The shame of Eliot Spitzer

Here’s the thing I don’t get about Eliot Spitzer. (If you have not heard of him, here’s a quick recap: He’s the squeaky clean, corruption-fighting governor of New York who yesterday admitted some personal infidelities involving a high-priced prostitution ring.)

Spitzer has not been charged with a crime. At least not yet. He apparently was captured on a wiretap arranging to meet a call girl in a Washington hotel room.

It was Spitzer who as New York’s attorney general conducted a ruthless hunt for corruption on Wall Street. He vowed to act in a similar manner after capturing the governor’s mansion. No doubt the financial movers and shakers are delighting in this turn of events.

Now the talk is whether Spitzer can survive. The odds are against it, even if he’s not charged.

Still, none of that is what really bothers me. Men have been seeking out hookers forever, although I’m not sure how many of them were governors at the time. The dollar figure also raises a few eyebrows. What exactly do you get for $4,300? And how is a guy who spent most of his life as a public employee tossing around that kind of cash for sexual favors?

No, it was something else Spitzer did yesterday that I find almost as distasteful as the actions that landed him in this predicament in the first place.

Late yesterday afternoon, Spitzer stood in front of a microphone to offer a terse statement describing how he had “disappointed and failed to live up to the standard I expected of myself ... I must now dedicate some time to regain the trust of my family.”

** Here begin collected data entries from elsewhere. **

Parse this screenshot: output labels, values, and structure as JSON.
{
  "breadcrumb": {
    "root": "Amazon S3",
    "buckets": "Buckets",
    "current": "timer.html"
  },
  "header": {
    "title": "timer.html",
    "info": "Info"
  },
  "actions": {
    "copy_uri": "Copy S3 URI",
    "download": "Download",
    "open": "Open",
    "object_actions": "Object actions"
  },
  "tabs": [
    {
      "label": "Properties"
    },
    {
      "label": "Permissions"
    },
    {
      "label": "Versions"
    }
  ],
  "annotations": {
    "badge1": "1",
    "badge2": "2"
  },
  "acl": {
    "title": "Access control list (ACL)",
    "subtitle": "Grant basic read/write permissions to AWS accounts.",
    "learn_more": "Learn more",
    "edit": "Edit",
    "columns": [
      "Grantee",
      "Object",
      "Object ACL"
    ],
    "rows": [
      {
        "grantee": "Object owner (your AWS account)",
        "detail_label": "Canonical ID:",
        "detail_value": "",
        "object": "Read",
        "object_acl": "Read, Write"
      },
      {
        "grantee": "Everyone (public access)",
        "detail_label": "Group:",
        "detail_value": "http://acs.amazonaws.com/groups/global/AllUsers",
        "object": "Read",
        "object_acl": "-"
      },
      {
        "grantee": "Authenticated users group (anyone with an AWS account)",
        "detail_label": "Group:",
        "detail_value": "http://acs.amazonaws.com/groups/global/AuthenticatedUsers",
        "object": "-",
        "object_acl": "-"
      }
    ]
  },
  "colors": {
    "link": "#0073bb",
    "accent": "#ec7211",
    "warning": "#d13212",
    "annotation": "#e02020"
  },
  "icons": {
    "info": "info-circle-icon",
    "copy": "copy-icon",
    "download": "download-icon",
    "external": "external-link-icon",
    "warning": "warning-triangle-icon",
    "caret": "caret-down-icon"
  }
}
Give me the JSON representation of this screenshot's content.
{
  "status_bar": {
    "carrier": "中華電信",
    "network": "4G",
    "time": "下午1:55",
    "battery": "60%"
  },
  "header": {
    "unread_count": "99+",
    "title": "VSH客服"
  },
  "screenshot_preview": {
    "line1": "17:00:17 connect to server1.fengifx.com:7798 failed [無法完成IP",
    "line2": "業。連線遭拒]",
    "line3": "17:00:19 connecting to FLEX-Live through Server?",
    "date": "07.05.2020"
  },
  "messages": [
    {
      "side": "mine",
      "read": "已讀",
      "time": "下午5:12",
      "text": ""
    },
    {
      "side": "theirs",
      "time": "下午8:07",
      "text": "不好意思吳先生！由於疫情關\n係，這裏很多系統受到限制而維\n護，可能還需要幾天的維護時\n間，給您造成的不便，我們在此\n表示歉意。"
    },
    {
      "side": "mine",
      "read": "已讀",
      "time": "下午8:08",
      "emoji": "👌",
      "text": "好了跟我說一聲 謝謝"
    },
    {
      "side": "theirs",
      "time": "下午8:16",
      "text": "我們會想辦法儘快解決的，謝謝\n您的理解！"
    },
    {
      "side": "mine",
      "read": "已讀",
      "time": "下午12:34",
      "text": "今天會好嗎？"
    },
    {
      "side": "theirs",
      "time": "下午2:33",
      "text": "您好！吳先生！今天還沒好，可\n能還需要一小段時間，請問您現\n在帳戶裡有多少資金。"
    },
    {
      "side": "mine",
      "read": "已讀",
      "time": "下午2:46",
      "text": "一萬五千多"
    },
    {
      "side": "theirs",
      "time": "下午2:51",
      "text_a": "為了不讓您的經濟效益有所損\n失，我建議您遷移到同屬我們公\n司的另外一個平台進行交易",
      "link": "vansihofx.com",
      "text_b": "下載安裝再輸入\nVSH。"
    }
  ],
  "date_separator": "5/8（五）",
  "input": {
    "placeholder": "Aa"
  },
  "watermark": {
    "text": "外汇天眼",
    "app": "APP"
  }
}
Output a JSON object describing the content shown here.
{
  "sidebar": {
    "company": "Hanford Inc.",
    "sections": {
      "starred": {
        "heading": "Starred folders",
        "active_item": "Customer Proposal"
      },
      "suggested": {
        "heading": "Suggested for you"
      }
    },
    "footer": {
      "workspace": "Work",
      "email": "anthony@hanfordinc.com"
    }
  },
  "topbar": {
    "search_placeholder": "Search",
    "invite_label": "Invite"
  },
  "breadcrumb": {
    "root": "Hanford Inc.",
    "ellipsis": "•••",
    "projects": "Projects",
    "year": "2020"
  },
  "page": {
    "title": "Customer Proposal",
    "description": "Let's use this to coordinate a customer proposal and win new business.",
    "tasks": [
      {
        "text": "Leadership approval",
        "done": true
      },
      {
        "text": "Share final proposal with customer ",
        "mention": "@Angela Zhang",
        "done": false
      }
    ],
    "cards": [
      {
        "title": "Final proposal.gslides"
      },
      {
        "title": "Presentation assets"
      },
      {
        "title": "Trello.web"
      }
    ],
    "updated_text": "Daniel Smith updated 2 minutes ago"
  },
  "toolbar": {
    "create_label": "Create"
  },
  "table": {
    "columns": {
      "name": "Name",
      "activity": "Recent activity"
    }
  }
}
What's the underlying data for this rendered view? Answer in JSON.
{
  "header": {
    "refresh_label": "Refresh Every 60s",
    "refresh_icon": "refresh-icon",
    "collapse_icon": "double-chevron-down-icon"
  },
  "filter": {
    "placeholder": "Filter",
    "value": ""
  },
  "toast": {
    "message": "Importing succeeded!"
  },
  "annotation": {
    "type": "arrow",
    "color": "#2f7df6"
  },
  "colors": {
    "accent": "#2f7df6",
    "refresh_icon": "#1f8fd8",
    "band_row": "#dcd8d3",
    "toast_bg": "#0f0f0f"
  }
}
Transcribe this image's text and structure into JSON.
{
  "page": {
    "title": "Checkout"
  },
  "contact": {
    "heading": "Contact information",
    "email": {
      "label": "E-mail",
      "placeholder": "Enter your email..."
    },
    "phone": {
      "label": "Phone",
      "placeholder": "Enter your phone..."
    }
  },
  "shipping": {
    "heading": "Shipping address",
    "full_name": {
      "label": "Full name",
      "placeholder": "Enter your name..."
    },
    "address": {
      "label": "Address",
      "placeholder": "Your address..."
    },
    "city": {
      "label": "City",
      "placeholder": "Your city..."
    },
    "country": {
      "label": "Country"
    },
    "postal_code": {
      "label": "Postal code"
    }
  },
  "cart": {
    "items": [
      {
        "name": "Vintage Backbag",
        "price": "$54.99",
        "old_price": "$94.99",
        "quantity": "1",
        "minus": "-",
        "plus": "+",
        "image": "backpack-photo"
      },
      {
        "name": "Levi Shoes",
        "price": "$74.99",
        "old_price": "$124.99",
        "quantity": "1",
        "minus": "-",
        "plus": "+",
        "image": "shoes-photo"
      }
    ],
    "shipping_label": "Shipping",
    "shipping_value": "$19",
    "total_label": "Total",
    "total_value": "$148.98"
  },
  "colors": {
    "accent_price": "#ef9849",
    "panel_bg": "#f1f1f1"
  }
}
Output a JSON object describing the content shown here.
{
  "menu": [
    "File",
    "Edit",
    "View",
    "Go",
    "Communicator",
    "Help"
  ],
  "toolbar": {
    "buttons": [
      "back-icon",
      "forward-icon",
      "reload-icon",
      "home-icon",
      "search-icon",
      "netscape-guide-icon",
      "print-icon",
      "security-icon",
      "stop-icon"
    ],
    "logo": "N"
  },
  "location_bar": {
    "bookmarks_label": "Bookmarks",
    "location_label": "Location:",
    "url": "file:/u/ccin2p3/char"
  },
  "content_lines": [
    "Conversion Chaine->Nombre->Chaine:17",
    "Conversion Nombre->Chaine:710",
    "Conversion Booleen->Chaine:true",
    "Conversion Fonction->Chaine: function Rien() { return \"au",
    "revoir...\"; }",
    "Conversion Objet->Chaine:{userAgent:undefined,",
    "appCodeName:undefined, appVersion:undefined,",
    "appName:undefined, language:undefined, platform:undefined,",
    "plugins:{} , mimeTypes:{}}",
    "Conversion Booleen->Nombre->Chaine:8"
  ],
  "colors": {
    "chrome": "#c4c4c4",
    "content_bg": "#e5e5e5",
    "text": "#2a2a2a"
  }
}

You think? Spitzer is married and the father of three teenage girls.

Of course, Spitzer did not face the music alone yesterday. That’s right, there at his side was his wife. I’m surprised Spitzer did not trot out his daughters as well, to maybe further their public humiliation.

I don’t know whose idea it was to have his wife at his side, but it turned my stomach. There’s a part of me, I guess, who can empathize with Spitzer’s fate, even if I don’t understand it.

But for the life of me I cannot fathom why he couldn’t simply face the music alone. Why did he have to drag his wife out there as well?

Maybe it was her idea. Maybe that’s part of the deal in politics. For better or for worse, and all that. If so she’s a better woman than I’ll ever be a man.

Somehow I just don’t see myself asking my wife to do that. And if she volunteered, I think I would try to shield her from my oafish actions.

It reminded me of then New Jersey Gov. Jim McGreevey, in his famous “I am a gay American” speech, trotting out his beleaguered wife, as well as his mom and dad.

Be a man, guys. That’s what got you into this spot in the first place isn’t it?

It was Eliot Spitzer who put Eliot Spitzer in the national spotlight yesterday. You’d think he’d be able to face the music alone.

His wife deserved better. Then again, apparently she’s deserved better for some time now.